Warner was incredulous, his voice rising in anger. “The secretary of Health and Human Services doesn’t know how many Americans died from Covid, doesn’t know if the vaccine helped prevent any deaths, and you are sitting as secretary of Health and Human Services? How can you be that ignorant?”
A dozen Democrats on the committee called for Kennedy to resign, saying he poses a danger to Americans’ health. “By discarding well-established science related to vaccines, elevating conspiracy theorists and self-interested charlatans to positions of public trust, and presiding over the largest cut to American health care in history, Robert Kennedy has reinforced every fear families had about him,” they said in a statement.
Kennedy fired back repeatedly, accusing Democrats of allowing a rise in chronic illnesses and of aligning with the pharmaceutical industry and accepting its political donations.
White House Press Secretary Karoline Leavitt defended Kennedy, saying the administration “is addressing root causes of chronic disease, embracing transparency in government, and championing gold-standard science. Only the Democrats could attack that commonsense effort.”
Some Republicans confronted Kennedy, too: GOP Sens. Bill Cassidy of Louisiana, Thom Tillis of North Carolina and John Barrasso of Wyoming expressed skepticism about Kennedy’s leadership.

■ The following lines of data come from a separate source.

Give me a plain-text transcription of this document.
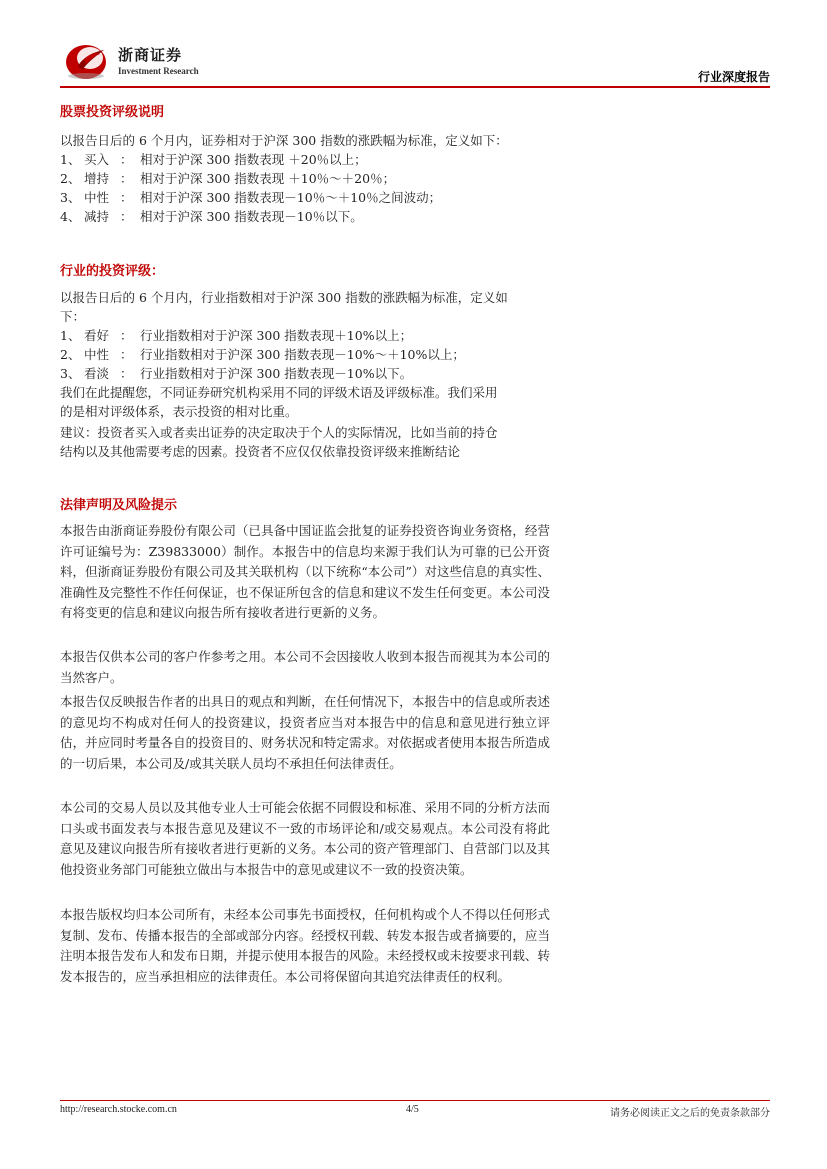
浙商证券
Investment Research	行业深度报告
股票投资评级说明
以报告日后的 6 个月内，证券相对于沪深 300 指数的涨跌幅为标准，定义如下：
1、 买入 ： 相对于沪深 300 指数表现 ＋20％以上；
2、 增持 ： 相对于沪深 300 指数表现 ＋10％～＋20％；
3、 中性 ： 相对于沪深 300 指数表现－10％～＋10％之间波动；
4、 减持 ： 相对于沪深 300 指数表现－10％以下。
行业的投资评级：
以报告日后的 6 个月内，行业指数相对于沪深 300 指数的涨跌幅为标准，定义如
下：
1、 看好 ： 行业指数相对于沪深 300 指数表现＋10%以上；
2、 中性 ： 行业指数相对于沪深 300 指数表现－10%～＋10%以上；
3、 看淡 ： 行业指数相对于沪深 300 指数表现－10%以下。
我们在此提醒您，不同证券研究机构采用不同的评级术语及评级标准。我们采用
的是相对评级体系，表示投资的相对比重。
建议：投资者买入或者卖出证券的决定取决于个人的实际情况，比如当前的持仓
结构以及其他需要考虑的因素。投资者不应仅仅依靠投资评级来推断结论
法律声明及风险提示

本报告由浙商证券股份有限公司（已具备中国证监会批复的证券投资咨询业务资格，经营许可证编号为：Z39833000）制作。本报告中的信息均来源于我们认为可靠的已公开资料，但浙商证券股份有限公司及其关联机构（以下统称“本公司”）对这些信息的真实性、准确性及完整性不作任何保证，也不保证所包含的信息和建议不发生任何变更。本公司没有将变更的信息和建议向报告所有接收者进行更新的义务。

本报告仅供本公司的客户作参考之用。本公司不会因接收人收到本报告而视其为本公司的当然客户。

本报告仅反映报告作者的出具日的观点和判断，在任何情况下，本报告中的信息或所表述的意见均不构成对任何人的投资建议，投资者应当对本报告中的信息和意见进行独立评估，并应同时考量各自的投资目的、财务状况和特定需求。对依据或者使用本报告所造成的一切后果，本公司及/或其关联人员均不承担任何法律责任。

本公司的交易人员以及其他专业人士可能会依据不同假设和标准、采用不同的分析方法而口头或书面发表与本报告意见及建议不一致的市场评论和/或交易观点。本公司没有将此意见及建议向报告所有接收者进行更新的义务。本公司的资产管理部门、自营部门以及其他投资业务部门可能独立做出与本报告中的意见或建议不一致的投资决策。

本报告版权均归本公司所有，未经本公司事先书面授权，任何机构或个人不得以任何形式复制、发布、传播本报告的全部或部分内容。经授权刊载、转发本报告或者摘要的，应当注明本报告发布人和发布日期，并提示使用本报告的风险。未经授权或未按要求刊载、转发本报告的，应当承担相应的法律责任。本公司将保留向其追究法律责任的权利。

http://research.stocke.com.cn	4/5	请务必阅读正文之后的免责条款部分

Cassidy, a doctor and head of the Senate Committee on Health, Education, Labor and Pensions, honed in on an HHS decision under Kennedy to cancel $500 million in contracts for mRNA vaccine research. He noted that Kennedy agreed with the idea that President Donald Trump deserved a Nobel Prize for Operation Warp Speed, the 2020 initiative to develop a Covid vaccine — but that he continues to criticize that vaccine and the technology used to create it, a seeming contradiction.
Cassidy finished his questioning by reading messages he had gotten complaining about the new complexity in getting vaccine shots. “I would say effectively we’re denying people vaccine,” Cassidy said.
“You’re wrong,” Kennedy responded.
In questioning by Tillis, Kennedy said he agreed with a claim that the mRNA Covid vaccine “caused serious harm, including death, particularly in young people.”
Disputes about what happened at the CDC: In an op-ed for The Wall Street Journal Thursday, Monarez accused Kennedy of “a deliberate effort to weaken America’s public-health system and vaccine protections.” She said she “was told to preapprove the recommendations of a vaccine advisory panel newly filled with people who have publicly expressed antivaccine rhetoric” and was fired after 29 days on the job “because I held the line and insisted on rigorous scientific review.”
Kennedy disputed Monarez’s account and said she was lying. “I told her she had to resign because I asked her, ‘Are you a trustworthy person?’ and she said ‘No,’” Kennedy claimed. He did confirm, though, that he asked Monarez to fire some top scientists at the CDC. Monarez has said she was fired after refusing to fire those staffers without cause.
The bottom line: Television news producers may have been thankful for the few hours of fireworks that the hearing provided, but it’s not clear anything will come of the pressure and criticism lawmakers piled on Kennedy. “The hearing offered no sign that Kennedy intends to slow down his efforts to upend the agencies he oversees,” STAT’s Daniel Payne and Isabella Cueto noted.